There are also annuities that offer payouts beginning immediately. Variable annuities are somewhat similar but offer no return guarantees.
Review the Details
- Initial rate guarantee. Compare the initial rate guarantee to other investment options such as government bonds and tax-exempt bonds. Be sure to understand how long the initial rate will last. Some policies offer very attractive rates that only last for a short time.
- Subsequent rate re-setting. After the initial rate period, the insurance company will reset the rate. Check to determine what their prior rate setting policy has been. Usually, they adjust the rate based on interest rates at that time.
- Fees or commissions. Most fixed annuities are sold without a commission charged to the buyer. The insurance company pays the salesperson and recoups that cost out of their earnings on managing your funds. Do not be afraid to ask the salesperson what he or she will receive. In most cases, it should be less than 5%. Remember, the commission the salesperson received will ultimately reduce the return on your annuity.
- Surrender charges. Fixed annuities should be thought of as long-term commitments.

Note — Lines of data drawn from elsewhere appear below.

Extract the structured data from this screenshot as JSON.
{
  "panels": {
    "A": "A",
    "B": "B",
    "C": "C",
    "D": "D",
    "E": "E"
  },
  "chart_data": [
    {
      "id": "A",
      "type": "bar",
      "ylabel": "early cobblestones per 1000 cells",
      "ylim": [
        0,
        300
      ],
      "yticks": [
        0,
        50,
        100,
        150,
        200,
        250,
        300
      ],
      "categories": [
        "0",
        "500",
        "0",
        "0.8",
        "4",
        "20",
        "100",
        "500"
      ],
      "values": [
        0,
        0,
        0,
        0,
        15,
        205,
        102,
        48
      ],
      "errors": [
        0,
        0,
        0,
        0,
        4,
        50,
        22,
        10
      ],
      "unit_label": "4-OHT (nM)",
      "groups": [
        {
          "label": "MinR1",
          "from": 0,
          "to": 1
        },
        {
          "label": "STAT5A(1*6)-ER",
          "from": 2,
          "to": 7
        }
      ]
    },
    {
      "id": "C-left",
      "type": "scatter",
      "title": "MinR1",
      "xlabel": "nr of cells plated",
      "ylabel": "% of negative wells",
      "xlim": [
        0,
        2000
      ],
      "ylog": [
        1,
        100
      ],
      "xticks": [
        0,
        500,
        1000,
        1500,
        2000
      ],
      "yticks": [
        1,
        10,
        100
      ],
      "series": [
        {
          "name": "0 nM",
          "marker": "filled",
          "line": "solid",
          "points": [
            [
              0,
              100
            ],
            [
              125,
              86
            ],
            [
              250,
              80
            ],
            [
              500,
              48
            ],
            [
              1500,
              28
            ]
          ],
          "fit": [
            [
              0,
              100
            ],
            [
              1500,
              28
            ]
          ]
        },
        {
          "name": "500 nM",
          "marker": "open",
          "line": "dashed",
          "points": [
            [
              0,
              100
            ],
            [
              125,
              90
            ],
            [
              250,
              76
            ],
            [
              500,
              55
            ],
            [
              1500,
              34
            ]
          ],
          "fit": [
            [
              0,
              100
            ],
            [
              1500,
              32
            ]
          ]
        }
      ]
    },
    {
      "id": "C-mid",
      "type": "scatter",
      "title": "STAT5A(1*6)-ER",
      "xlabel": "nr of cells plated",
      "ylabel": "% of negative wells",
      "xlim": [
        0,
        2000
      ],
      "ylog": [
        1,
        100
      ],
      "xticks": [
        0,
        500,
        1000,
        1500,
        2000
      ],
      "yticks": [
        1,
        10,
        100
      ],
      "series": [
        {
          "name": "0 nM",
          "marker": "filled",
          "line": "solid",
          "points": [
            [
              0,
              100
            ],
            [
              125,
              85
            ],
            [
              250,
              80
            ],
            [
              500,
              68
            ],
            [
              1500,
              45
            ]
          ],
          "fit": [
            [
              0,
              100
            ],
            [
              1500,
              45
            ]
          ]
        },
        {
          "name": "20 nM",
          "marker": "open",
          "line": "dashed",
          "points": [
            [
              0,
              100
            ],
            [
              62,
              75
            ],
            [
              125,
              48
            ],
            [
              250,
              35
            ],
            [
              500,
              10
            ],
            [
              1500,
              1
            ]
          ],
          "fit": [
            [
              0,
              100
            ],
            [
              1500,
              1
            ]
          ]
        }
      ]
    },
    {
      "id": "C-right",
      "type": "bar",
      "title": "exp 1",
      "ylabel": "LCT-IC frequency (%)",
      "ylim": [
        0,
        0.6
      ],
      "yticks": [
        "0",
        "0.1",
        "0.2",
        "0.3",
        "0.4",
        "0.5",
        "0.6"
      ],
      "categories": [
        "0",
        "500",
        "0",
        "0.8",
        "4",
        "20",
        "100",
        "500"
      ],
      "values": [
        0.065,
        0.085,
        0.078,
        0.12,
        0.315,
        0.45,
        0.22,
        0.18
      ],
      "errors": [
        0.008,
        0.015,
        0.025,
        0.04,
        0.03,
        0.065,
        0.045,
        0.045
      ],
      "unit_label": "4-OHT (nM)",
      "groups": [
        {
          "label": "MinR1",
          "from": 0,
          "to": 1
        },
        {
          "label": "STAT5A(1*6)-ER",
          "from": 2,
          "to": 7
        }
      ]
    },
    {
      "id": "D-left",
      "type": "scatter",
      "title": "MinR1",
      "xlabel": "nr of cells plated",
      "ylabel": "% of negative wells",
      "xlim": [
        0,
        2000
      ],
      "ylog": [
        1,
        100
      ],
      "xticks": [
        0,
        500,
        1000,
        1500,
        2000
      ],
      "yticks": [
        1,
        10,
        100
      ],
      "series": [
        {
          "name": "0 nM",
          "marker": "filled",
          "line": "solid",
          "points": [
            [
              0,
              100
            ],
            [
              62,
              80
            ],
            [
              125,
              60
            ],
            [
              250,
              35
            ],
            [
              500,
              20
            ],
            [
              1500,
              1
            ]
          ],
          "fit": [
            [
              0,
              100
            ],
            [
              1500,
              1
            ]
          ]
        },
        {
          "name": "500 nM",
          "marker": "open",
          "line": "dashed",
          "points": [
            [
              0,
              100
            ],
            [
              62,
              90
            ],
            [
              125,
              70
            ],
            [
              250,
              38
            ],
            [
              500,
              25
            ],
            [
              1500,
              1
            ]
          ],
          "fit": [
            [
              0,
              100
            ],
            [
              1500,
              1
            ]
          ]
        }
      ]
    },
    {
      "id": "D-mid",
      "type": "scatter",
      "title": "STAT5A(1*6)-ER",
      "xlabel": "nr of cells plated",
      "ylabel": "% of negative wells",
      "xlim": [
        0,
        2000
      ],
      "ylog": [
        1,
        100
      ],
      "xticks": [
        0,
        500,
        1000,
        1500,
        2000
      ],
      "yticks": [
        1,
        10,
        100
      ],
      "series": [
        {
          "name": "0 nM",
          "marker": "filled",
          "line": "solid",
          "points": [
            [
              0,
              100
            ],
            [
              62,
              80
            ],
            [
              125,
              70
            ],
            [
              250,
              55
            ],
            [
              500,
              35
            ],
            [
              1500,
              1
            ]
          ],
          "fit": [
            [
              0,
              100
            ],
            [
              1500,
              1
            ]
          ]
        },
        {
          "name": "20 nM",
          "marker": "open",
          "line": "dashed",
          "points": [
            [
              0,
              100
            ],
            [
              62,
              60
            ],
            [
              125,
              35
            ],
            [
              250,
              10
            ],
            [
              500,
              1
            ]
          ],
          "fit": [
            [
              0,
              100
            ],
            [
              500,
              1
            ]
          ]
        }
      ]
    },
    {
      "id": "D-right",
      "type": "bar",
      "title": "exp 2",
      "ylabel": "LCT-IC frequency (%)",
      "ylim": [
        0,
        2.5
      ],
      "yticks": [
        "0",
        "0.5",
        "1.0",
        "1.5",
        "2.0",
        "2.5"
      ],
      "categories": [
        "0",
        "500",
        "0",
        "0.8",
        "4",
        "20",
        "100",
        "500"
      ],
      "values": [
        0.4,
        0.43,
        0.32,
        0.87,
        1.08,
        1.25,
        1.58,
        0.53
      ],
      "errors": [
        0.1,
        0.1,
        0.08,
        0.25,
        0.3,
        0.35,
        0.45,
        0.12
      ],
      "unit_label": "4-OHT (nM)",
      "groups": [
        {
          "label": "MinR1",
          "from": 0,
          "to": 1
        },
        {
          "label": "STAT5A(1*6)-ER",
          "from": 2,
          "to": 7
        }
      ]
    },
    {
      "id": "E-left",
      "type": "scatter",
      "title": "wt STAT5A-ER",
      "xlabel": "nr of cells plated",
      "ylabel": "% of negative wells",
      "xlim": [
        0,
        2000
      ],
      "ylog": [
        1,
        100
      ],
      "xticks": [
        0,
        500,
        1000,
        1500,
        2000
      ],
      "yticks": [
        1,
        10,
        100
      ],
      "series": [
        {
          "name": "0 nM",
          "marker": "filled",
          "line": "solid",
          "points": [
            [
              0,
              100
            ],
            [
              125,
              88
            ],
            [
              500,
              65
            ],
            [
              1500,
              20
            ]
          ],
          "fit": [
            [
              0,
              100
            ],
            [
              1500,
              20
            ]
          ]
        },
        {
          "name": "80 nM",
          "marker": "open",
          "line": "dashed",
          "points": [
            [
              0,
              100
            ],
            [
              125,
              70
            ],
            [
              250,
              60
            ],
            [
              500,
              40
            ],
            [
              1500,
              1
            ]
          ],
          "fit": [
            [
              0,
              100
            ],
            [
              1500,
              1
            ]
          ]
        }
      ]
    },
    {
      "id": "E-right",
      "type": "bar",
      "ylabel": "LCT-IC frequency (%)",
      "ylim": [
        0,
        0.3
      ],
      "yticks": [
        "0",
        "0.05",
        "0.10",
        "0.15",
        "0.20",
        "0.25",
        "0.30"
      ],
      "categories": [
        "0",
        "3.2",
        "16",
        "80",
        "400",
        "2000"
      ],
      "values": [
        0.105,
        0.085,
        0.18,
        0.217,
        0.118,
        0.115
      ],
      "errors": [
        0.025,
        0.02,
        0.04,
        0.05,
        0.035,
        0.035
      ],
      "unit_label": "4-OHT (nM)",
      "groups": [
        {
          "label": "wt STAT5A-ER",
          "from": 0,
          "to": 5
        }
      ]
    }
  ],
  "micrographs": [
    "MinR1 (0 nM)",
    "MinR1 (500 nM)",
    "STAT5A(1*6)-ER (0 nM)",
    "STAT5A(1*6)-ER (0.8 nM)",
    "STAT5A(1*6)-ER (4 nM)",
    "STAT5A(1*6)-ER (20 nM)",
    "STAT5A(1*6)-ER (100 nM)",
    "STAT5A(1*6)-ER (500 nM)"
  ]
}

Even though in most cases the insurance company is paying interest on your whole investment, there are costs associated with the contract that they plan to recover over time. The contract should spell out how long any surrender charge will last for early withdrawals.
- Insurance company. Be sure the insurance company is financially sound and that they have a good customer service history. You want to make sure they will be able to fulfill their guarantees. You should be able to get a ratings report from the salesperson or at the public library.
Fixed annuities can be a valuable part of your total financial strategy, but they are not for everyone. They offer the benefit of tax deferral and come with the guarantee of the insurance company. Be sure to investigate all of the details before signing up. Compare the rates, understand all the charges and make sure the insurance company is financially sound.